Sofortige Maßnahmen:

  • Bildung eines “Krisenstabs” aus Geschäftsführung, Lagerleitern und Mitarbeitervertretern
  • Tägliche 15-minütige Stand-up-Meetings zur Problemidentifikation
  • Einrichtung einer “Hotline” für operative Herausforderungen
  • Temporäre Rückkehr zu bewährten Teilprozessen wo möglich

Der entscheidende Paradigmenwechsel: Statt die Mitarbeiter als Problem zu betrachten, wurden sie als Lösungspartner einbezogen.

Phase 2: Partizipative Problemanalyse (Woche 2-3)

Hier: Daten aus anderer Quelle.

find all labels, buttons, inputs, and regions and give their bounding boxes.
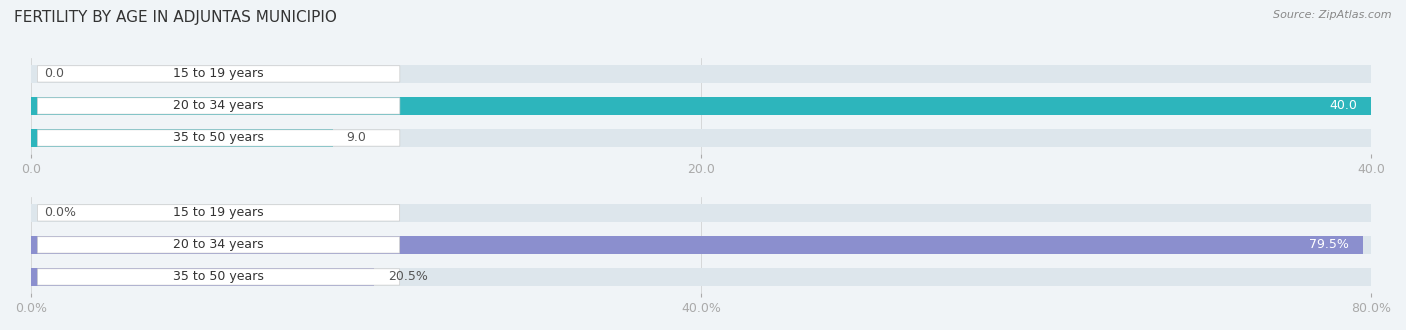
FancyBboxPatch shape xyxy=(38,269,399,285)
Text: 9.0: 9.0 xyxy=(346,131,366,145)
Bar xyxy=(31,65,1371,83)
Bar xyxy=(31,268,374,286)
Bar xyxy=(31,236,1362,254)
FancyBboxPatch shape xyxy=(38,130,399,146)
FancyBboxPatch shape xyxy=(38,98,399,114)
Text: 35 to 50 years: 35 to 50 years xyxy=(173,271,264,283)
Text: 35 to 50 years: 35 to 50 years xyxy=(173,131,264,145)
Text: 15 to 19 years: 15 to 19 years xyxy=(173,67,264,81)
Bar xyxy=(31,129,1371,147)
Text: 0.0: 0.0 xyxy=(45,67,65,81)
Text: 40.0: 40.0 xyxy=(1330,99,1358,113)
Bar xyxy=(31,129,332,147)
Text: FERTILITY BY AGE IN ADJUNTAS MUNICIPIO: FERTILITY BY AGE IN ADJUNTAS MUNICIPIO xyxy=(14,10,337,25)
Text: 0.0%: 0.0% xyxy=(45,206,76,219)
Text: 15 to 19 years: 15 to 19 years xyxy=(173,206,264,219)
Bar xyxy=(31,97,1371,115)
Bar xyxy=(31,236,1371,254)
Bar xyxy=(31,204,1371,222)
Bar xyxy=(31,97,1371,115)
Text: Source: ZipAtlas.com: Source: ZipAtlas.com xyxy=(1274,10,1392,20)
Text: 79.5%: 79.5% xyxy=(1309,238,1350,251)
FancyBboxPatch shape xyxy=(38,205,399,221)
Text: 20.5%: 20.5% xyxy=(388,271,427,283)
FancyBboxPatch shape xyxy=(38,237,399,253)
FancyBboxPatch shape xyxy=(38,66,399,82)
Text: 20 to 34 years: 20 to 34 years xyxy=(173,99,264,113)
Text: 20 to 34 years: 20 to 34 years xyxy=(173,238,264,251)
Bar xyxy=(31,268,1371,286)
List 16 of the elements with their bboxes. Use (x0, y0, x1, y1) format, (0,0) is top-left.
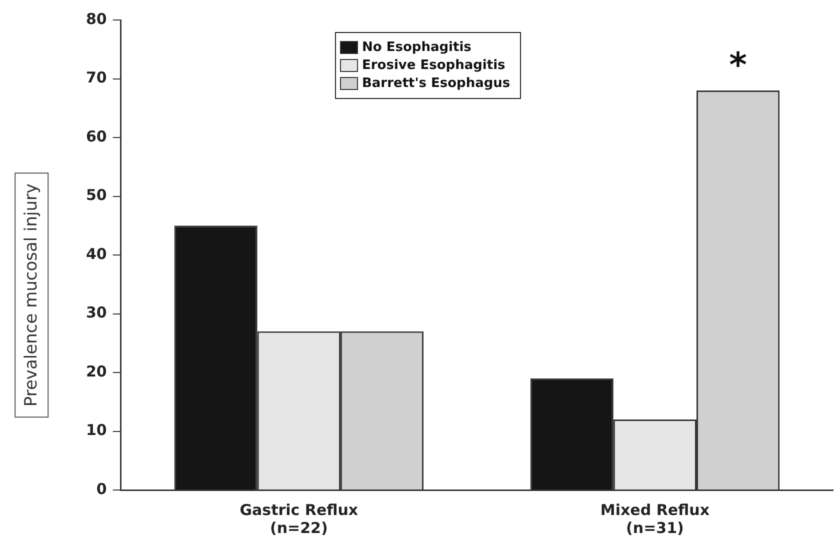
y-tick-label: 70 (86, 68, 107, 87)
y-tick-label: 40 (86, 244, 107, 263)
x-tick-label: Mixed Reflux (n=31) (600, 500, 710, 537)
legend-label: Barrett's Esophagus (362, 76, 510, 91)
y-tick-label: 20 (86, 362, 107, 380)
annotation: * (729, 45, 748, 86)
legend-label: No Esophagitis (362, 40, 472, 55)
y-tick-label: 60 (86, 127, 107, 146)
y-axis-title: Prevalence mucosal injury (15, 172, 50, 418)
legend-label: Erosive Esophagitis (362, 58, 506, 73)
x-tick-label: Gastric Reflux (n=22) (240, 500, 358, 537)
y-tick-label: 50 (86, 186, 107, 204)
y-tick-label: 0 (96, 480, 107, 498)
y-tick-label: 10 (86, 421, 107, 440)
y-tick-label: 30 (86, 304, 107, 322)
y-tick-label: 80 (86, 10, 107, 28)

Arbeitsgruppen mit klaren Mandaten: Fünf gemischte Teams aus Planern und operativen Mitarbeitern analysierten systematisch die Schwachstellen:

  • Team “Artikelplatzierung”: Identifikation von Artikeln, deren neue Plätze logistisch ungünstig waren
  • Team “Wegeoptimierung”: Analyse der tatsächlichen vs. geplanten Laufwege
  • Team “Prozessabläufe”: Bewertung neuer Arbeitsschritte auf Praxistauglichkeit
  • Team “Systemintegration”: Überprüfung der WMS-Konfiguration auf Benutzerfreundlichkeit
  • Team “Kommunikation”: Entwicklung besserer Informations- und Schulungskonzepte

Methodisches Vorgehen:

  • Strukturierte Interviews mit allen Schichtteams
  • “Gemba Walks” – gemeinsame Begehungen der Problemzonen
  • Dokumentation von “Workarounds” und deren Ursachen
  • Bewertung jeder Änderung nach Aufwand und Nutzen

Phase 3: Intelligente Kompromisse und Quick Wins (Woche 3-4)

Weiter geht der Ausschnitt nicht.